Is your data-driven culture driving operational processes to continually produce quality data? Working with a wide range of data intensive organizations throughout the years has made one thing certain - As Lord Kelvin coined years ago, "If you cannot measure it, you cannot improve it." That couldn't be truer when it comes to improving the quality of your data.

If you already have point solutions, created with a narrow application scope, in place to semi-automate data integrity, it's often cost prohibitive to scale it to an enterprise process level. As Albert Einstein said, "We cannot solve our problems with the same thinking we used when we created them." To take data quality to the next level requires a different approach built on a philosophy of end-to-end standardized data controls that comprise business rules-based automation and real time visibility to change the way in which we solve the problem.

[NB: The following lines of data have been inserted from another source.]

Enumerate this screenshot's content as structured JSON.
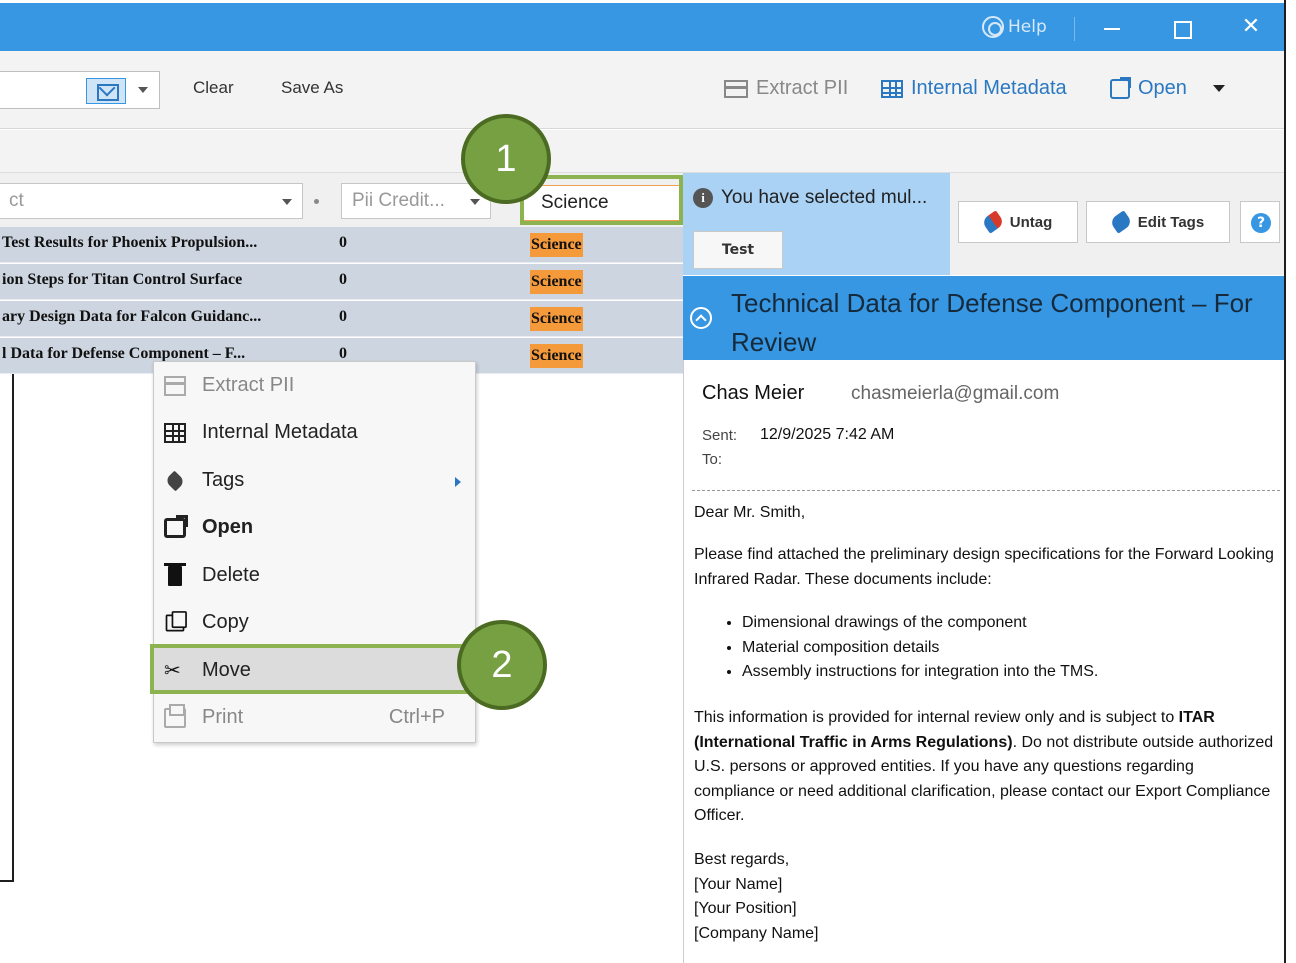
{
  "titlebar": {
    "help_label": "Help",
    "min_glyph": "",
    "max_glyph": "",
    "close_glyph": "✕"
  },
  "toolbar": {
    "clear_label": "Clear",
    "save_as_label": "Save As",
    "extract_pii_label": "Extract PII",
    "internal_metadata_label": "Internal Metadata",
    "open_label": "Open"
  },
  "filters": {
    "subject_placeholder": "ct",
    "pii_placeholder": "Pii Credit...",
    "tag_value": "Science"
  },
  "rows": [
    {
      "subject": "Test Results for Phoenix Propulsion...",
      "count": "0",
      "tag": "Science"
    },
    {
      "subject": "ion Steps for Titan Control Surface",
      "count": "0",
      "tag": "Science"
    },
    {
      "subject": "ary Design Data for Falcon Guidanc...",
      "count": "0",
      "tag": "Science"
    },
    {
      "subject": "l Data for Defense Component – F...",
      "count": "0",
      "tag": "Science"
    }
  ],
  "preview": {
    "notice": "You have selected mul...",
    "test_button": "Test",
    "untag_button": "Untag",
    "edit_tags_button": "Edit Tags",
    "help_glyph": "?",
    "subject": "Technical Data for Defense Component – For Review",
    "sender_name": "Chas Meier",
    "sender_email": "chasmeierla@gmail.com",
    "sent_label": "Sent:",
    "sent_value": "12/9/2025 7:42 AM",
    "to_label": "To:",
    "greeting": "Dear Mr. Smith,",
    "para1": "Please find attached the preliminary design specifications for the Forward Looking Infrared Radar. These documents include:",
    "bullets": [
      "Dimensional drawings of the component",
      "Material composition details",
      "Assembly instructions for integration into the TMS."
    ],
    "para2_a": "This information is provided for internal review only and is subject to ",
    "para2_bold": "ITAR (International Traffic in Arms Regulations)",
    "para2_b": ". Do not distribute outside authorized U.S. persons or approved entities. If you have any questions regarding compliance or need additional clarification, please contact our Export Compliance Officer.",
    "sign1": "Best regards,",
    "sign2": "[Your Name]",
    "sign3": "[Your Position]",
    "sign4": "[Company Name]"
  },
  "context_menu": {
    "extract_pii": "Extract PII",
    "internal_metadata": "Internal Metadata",
    "tags": "Tags",
    "open": "Open",
    "delete": "Delete",
    "copy": "Copy",
    "move": "Move",
    "print": "Print",
    "print_shortcut": "Ctrl+P"
  },
  "callouts": {
    "one": "1",
    "two": "2"
  },
  "colors": {
    "accent": "#3797e2",
    "tag": "#f59a3b",
    "highlight": "#8db250",
    "callout": "#76a042"
  }
}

To be successful, an organization must be able to measure data quality at an enterprise level as a key component of data governance. This often isn't the case from my experience. I often see KPIs on data quality that are done in silos throughout the organization, which results in organizational chaos when answering a simple question like, "What is the health/accuracy of the data across a business process?" I often get answers such as, "there are a number of discrete KPI measurements for specific systems," but seldom do I hear that there is management oversight and actionable dashboards with metrics on the data quality of the business process in its entirety.

While technology is the enabler for process change, data governance can be the vehicle to corral the organization around a new way to improve data quality. I've seen many initiatives falter because culture eats technology strategy for breakfast if everyone expects technology to be the primary driver for change. This is why data governance is a pivotal element for culture change to tie together people, process and technology.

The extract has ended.